A surgeon previously operating at the Karolinska University Hospital in Stockholm has performed unauthorised operations and is suspected for having connections to a company that manufactures artificial tracheas. He is accused of having falisfied data and publishing wrongful information in his papers, as well as having false information in his resumé.

Swedish Television have produced a documentary describing Paolo Macchiarini’s research and transplantations, including the world’s first synthetic organ transplant in 2011 at Karolinska Hospital, involving fashioning a trachea out of plastic and then coating it with a patient’s own stem cells. He became a visiting professor at the institute in 2010. He has after that performed two more operations at Karolinska and he has also operated on patients in Russia. However, the operations have not been successful (patients have died, suffered and the artifical tracheas have not integrated with the patients own tissue) and he hs been critized of persuading patients to do it, performing the surgery without proper clinical trials in animals first and performing operations while knowing that the implant is not in a good condition.

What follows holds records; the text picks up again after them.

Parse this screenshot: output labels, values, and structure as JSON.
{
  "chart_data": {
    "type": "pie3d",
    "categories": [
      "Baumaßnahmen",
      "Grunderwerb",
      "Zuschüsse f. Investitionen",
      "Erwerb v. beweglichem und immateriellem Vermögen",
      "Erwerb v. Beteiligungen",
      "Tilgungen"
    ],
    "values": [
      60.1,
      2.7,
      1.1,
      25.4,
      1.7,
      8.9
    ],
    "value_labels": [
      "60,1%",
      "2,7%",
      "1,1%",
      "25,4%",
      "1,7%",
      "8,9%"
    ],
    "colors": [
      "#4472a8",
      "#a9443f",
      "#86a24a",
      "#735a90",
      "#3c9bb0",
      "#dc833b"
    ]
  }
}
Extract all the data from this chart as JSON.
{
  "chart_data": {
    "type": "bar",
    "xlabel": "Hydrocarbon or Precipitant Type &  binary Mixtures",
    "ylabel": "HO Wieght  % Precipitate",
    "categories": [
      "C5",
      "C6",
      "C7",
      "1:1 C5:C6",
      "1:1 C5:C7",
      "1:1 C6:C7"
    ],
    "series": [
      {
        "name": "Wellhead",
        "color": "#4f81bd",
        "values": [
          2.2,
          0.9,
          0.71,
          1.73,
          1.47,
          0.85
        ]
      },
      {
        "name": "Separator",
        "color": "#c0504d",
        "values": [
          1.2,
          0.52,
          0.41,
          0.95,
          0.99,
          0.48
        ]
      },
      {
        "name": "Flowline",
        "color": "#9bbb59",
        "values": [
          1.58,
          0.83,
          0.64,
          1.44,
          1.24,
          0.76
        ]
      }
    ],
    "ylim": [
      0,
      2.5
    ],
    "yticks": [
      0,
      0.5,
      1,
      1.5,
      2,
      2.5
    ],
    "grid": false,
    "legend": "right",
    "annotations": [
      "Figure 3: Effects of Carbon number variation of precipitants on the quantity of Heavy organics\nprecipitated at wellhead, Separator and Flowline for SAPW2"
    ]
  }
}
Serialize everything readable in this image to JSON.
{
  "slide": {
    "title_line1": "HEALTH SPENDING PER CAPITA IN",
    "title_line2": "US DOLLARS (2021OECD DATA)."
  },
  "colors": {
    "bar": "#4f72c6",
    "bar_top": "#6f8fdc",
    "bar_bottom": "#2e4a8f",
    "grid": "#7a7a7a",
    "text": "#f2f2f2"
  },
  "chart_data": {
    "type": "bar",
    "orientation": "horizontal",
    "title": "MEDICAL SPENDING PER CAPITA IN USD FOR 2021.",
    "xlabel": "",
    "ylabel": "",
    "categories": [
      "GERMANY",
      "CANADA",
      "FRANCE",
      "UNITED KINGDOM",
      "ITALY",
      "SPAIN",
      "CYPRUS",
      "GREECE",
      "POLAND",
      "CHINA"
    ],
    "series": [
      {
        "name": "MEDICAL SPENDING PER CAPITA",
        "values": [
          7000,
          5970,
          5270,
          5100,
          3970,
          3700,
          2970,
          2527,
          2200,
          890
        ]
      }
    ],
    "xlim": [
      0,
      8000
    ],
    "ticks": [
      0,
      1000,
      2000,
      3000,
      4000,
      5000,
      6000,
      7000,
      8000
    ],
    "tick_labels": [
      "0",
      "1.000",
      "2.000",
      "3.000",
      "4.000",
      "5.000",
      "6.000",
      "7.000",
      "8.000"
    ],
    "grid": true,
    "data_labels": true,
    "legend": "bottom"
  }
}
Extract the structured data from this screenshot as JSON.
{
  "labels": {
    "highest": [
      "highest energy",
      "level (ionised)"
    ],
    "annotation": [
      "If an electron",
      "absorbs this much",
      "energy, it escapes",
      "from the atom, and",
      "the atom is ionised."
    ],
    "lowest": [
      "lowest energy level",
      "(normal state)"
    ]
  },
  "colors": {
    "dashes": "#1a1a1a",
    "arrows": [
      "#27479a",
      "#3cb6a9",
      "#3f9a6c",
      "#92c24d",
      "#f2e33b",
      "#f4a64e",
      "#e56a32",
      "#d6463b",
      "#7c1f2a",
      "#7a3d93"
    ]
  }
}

This fall, allegations of research misconduct against Macchiarini were dismissed. The Karolinska University issued its final ruling, concluding that there was “nothing to support suspicions of scientific misconduct”. Macchiarini’s work on the transplantation of tissue-engineered tracheas was published in The Lancetin 2011. This article, and several further research and review papers, were the targets of criticism by some of Macchiarini’s former colleagues. But Karolinska judged that he was emphatically “not guilty”. This result was a remarkable turn around. In May, an investigation by Bengt Gerdin, a professor emeritus from Uppsala University, had concluded that Macchiarini was “guilty of scientific misconduct”.

Karolinska Institutet and the Karolinska University Hospital have maintained that the advanced transplantations of artifical tracheas on three patients in Sweden were life saving healthcare. The method is controversial since artificial tracheas of plastic does not seem to mend/heal with the body. At the same time, Macchiarini was also operating at the Kuban State University Hospital (KSU) in Russia where three patients, not mortally bad (as he claimed the patient’s at Karolinska were), were ging to get the trachea transplant. One of them died and the other patient luckily, were able to get his implant removed. Karolinska howeverm claims that the did not know about these operations and the circumstances around them until now, and they distance themselves from these operations.

Karolinska Institutet also states that there have never existed any form of formalised collaboratiion between them and KSU, neither on unit, institution or university level and that they do not allow unfaithful sidelines.

Based on the findings from the SVT Documentary Karolinska Institutet will now revise its decision.